This past weekend at the Society for Neuroscience’s (SfN) annual meeting at McCormick Place in Chicago, Professor of Biology and Neuroscience & Behavior Janice Naegele received the Louise Hansen Marshall Special Recognition Award. Recipients were recognized for promoting the professional development of women in neuroscience through teaching, organizational leadership, and public advocacy.
“SfN’s 45th annual meeting is the premier venue for neuroscientists to present emerging science, learn from experts, forge collaborations with peers, explore new tools and technologies, and advance careers,” the Society for Neuroscience website reads.
Toward the end of the five-day conference, the Society held a Celebration of Women in Neuroscience Luncheon, which featured a keynote speech by Maria Neimark Geffen, Ph.D., Assistant Professor of Otorhinolaryngology at the University of Pennsylvania Perelman School of Medicine.
“To be honest I had never heard of the Louise Hansen Marshall Special Recognition Award,” Naegele said. “Although I guess it’s been given out for five or six years now. I’ve been to the Women in Neuroscience lunch before and they’re very hard to get into… and it’s open to men and women. Typically about 300 people attend so it’s a rather large affair.”
Naegele further spoke to how she received this award.
“The past president for the Society of Neuroscience, Carol Mason, contacted me and she said ‘I would like to nominate you for this award. I know you do a lot with students and faculty development,’” Naegele said. “She has known about my work for many years.”
She added that once she gave Mason her CV, she did not hear anything for quite some time.
“Then I got contacted by the chair of the selection committee that I had gotten the award,” Naegele said. “So I was just surprised and honored to get this. I’m just really almost speechless. Carol Mason and I had talked about women in science and the hurdles of advancement in the STEM fields for women and minorities, and she knew that I was very interested in this.”
Naegele explained that she had recently given a talk in Italy about the difficulties of being a woman in science.
“[The questions I had to answer were,] how did mentoring play a role?” she said. “What were the big decisions? What were the big hurdles and how did you get around them? So I talked very personally about my scientific career and the fabulous mentors I’ve had along the way, but also some of the hurdles like raising a family [and the fact that] my husband is also a neuroscientist.”
Professor of Molecular Biology and Biochemistery Ishita Mukerji has worked with Naegele for the past two years in promoting discussion surrounding the hurdles faced for certain individuals in the STEM fields.
“[She] and I brought in a number of prominent people to talk about the hurdles that minorities face, in particular in computational fields,” Naegele said. “Whenever possible, we team up with the Women in Science group here at Wesleyan. It turned out to be very successful when these women would talk about science and their hurdles.”
Mason will visit the University in April 2016 to meet with the Women in Science group, and she plans to give a seminar and also discuss careers in the STEM fields while she is on campus.
“We are working on grants… to try and get more funding in to help with awareness and we also work with Antonio Farias… to talk about implicit bias [in the STEM fields],” Naegele said. “He’s been working with departments who are doing job searches to increase awareness of implicit bias. I think that throughout these efforts—speakers, workshops, discussions about hurdles women and minorities face in advancing—everyone is [more aware] that it’s not the same for men and women and the hurdles they face.”
Naegele emphasized how crucial the mentor-mentee relationship is to her.
“All my former mentors are men,” she said. “The hurdles we face are not the same. It’s important to talk about this and be aware of this. We aren’t trained to be good mentors, we’re trained to be good academics…. If I think about [past mentors, I recognize that] it is also the mentee’s role. Not everyone takes advice very well. There’s a skill set for being a good mentee and a good mentor. We’re really interested in this at Wesleyan.”

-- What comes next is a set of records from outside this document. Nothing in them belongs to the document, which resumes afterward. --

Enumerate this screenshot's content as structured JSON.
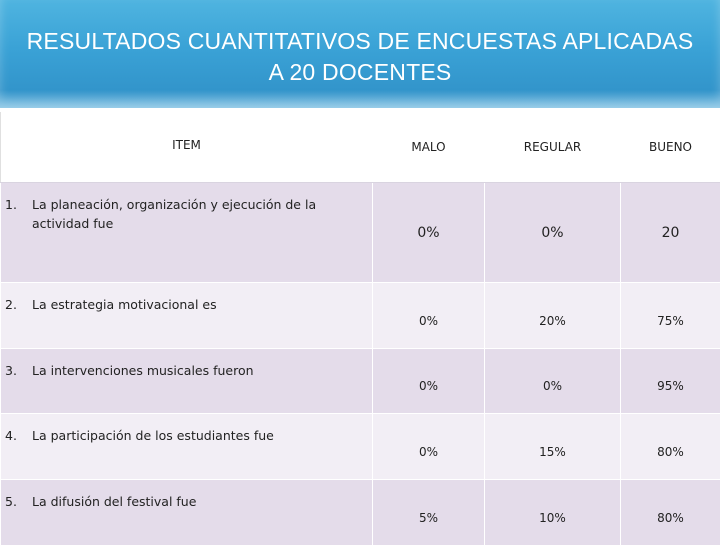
{
  "title": {
    "line1": "RESULTADOS CUANTITATIVOS DE ENCUESTAS APLICADAS",
    "line2": "A  20 DOCENTES"
  },
  "table": {
    "headers": {
      "item": "ITEM",
      "malo": "MALO",
      "regular": "REGULAR",
      "bueno": "BUENO"
    },
    "rows": [
      {
        "num": "1.",
        "text": "La planeación, organización y ejecución de la actividad  fue",
        "malo": "0%",
        "regular": "0%",
        "bueno": "20"
      },
      {
        "num": "2.",
        "text": "La estrategia motivacional es",
        "malo": "0%",
        "regular": "20%",
        "bueno": "75%"
      },
      {
        "num": "3.",
        "text": "La intervenciones musicales fueron",
        "malo": "0%",
        "regular": "0%",
        "bueno": "95%"
      },
      {
        "num": "4.",
        "text": "La participación de los estudiantes fue",
        "malo": "0%",
        "regular": "15%",
        "bueno": "80%"
      },
      {
        "num": "5.",
        "text": "La difusión del festival fue",
        "malo": "5%",
        "regular": "10%",
        "bueno": "80%"
      }
    ]
  },
  "colors": {
    "title_bg": "#3aa2d6",
    "row_dark": "#e4dcea",
    "row_light": "#f2eef5"
  }
}
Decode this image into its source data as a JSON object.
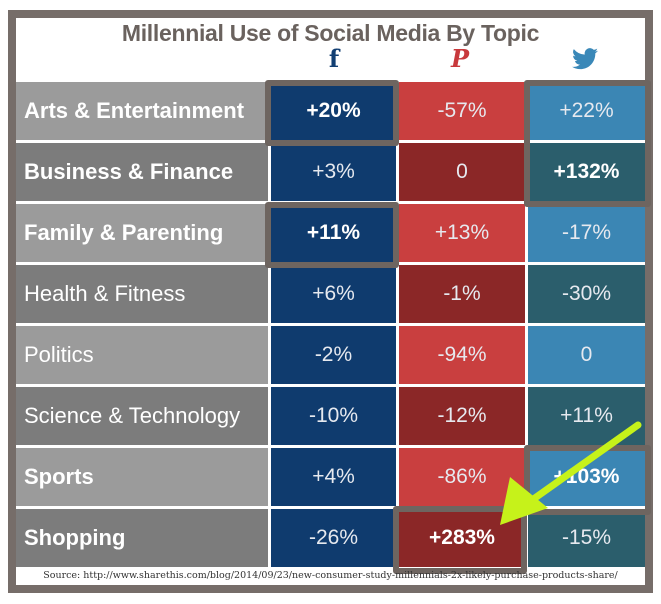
{
  "chart_data": {
    "type": "table",
    "title": "Millennial Use of Social Media By Topic",
    "columns": [
      {
        "name": "Facebook",
        "icon": "facebook-icon",
        "glyph": "f",
        "color": "#0f3b6e"
      },
      {
        "name": "Pinterest",
        "icon": "pinterest-icon",
        "glyph": "P",
        "color": "#c8393c"
      },
      {
        "name": "Twitter",
        "icon": "twitter-icon",
        "glyph": "🐦",
        "color": "#3a88b8"
      }
    ],
    "rows": [
      {
        "topic": "Arts & Entertainment",
        "values": [
          "+20%",
          "-57%",
          "+22%"
        ],
        "bold_label": true,
        "bold": [
          true,
          false,
          false
        ]
      },
      {
        "topic": "Business & Finance",
        "values": [
          "+3%",
          "0",
          "+132%"
        ],
        "bold_label": true,
        "bold": [
          false,
          false,
          true
        ]
      },
      {
        "topic": "Family & Parenting",
        "values": [
          "+11%",
          "+13%",
          "-17%"
        ],
        "bold_label": true,
        "bold": [
          true,
          false,
          false
        ]
      },
      {
        "topic": "Health & Fitness",
        "values": [
          "+6%",
          "-1%",
          "-30%"
        ],
        "bold_label": false,
        "bold": [
          false,
          false,
          false
        ]
      },
      {
        "topic": "Politics",
        "values": [
          "-2%",
          "-94%",
          "0"
        ],
        "bold_label": false,
        "bold": [
          false,
          false,
          false
        ]
      },
      {
        "topic": "Science & Technology",
        "values": [
          "-10%",
          "-12%",
          "+11%"
        ],
        "bold_label": false,
        "bold": [
          false,
          false,
          false
        ]
      },
      {
        "topic": "Sports",
        "values": [
          "+4%",
          "-86%",
          "+103%"
        ],
        "bold_label": true,
        "bold": [
          false,
          false,
          true
        ]
      },
      {
        "topic": "Shopping",
        "values": [
          "-26%",
          "+283%",
          "-15%"
        ],
        "bold_label": true,
        "bold": [
          false,
          true,
          false
        ]
      }
    ],
    "highlighted_value": "+283%",
    "source": "Source: http://www.sharethis.com/blog/2014/09/23/new-consumer-study-millennials-2x-likely-purchase-products-share/"
  },
  "colors": {
    "fb": "#0f3b6e",
    "pin_a": "#c93f3f",
    "pin_b": "#8b2727",
    "tw_a": "#3b86b4",
    "tw_b": "#2b5e6c",
    "label_a": "#9b9b9b",
    "label_b": "#7c7c7c",
    "arrow": "#c6f21a"
  }
}
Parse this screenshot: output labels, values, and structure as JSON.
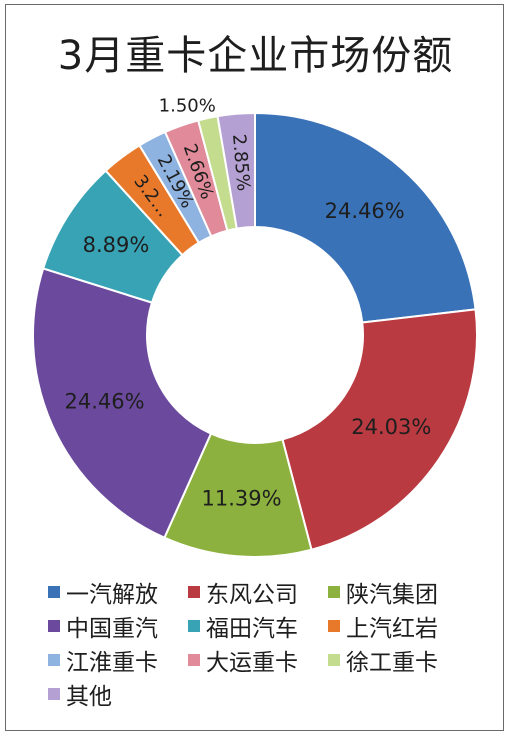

Jake Radell, a current Biology graduate student in Naegele’s lab spoke to his experiences in her lab.
“Working for Jan for the last few years has been an amazing experience,” Radell said. “She has been a great inspiration to me and to many others working in her lab. My scientific career wouldn’t be the same without her.”
As for future plans, Naegele intends to focus on the research in her lab studying mechanisms of epilepsy, and specifically the role of inhibitory brain cells controlling epilepsy. In addition, she has discussed potential plans to enhance co-curricular experience for undergraduate students with President Roth and Provost and Vice President for Academic Affairs Joyce Jacobsen. She will also be teaching a spring intensive laboratory course in neuroscience.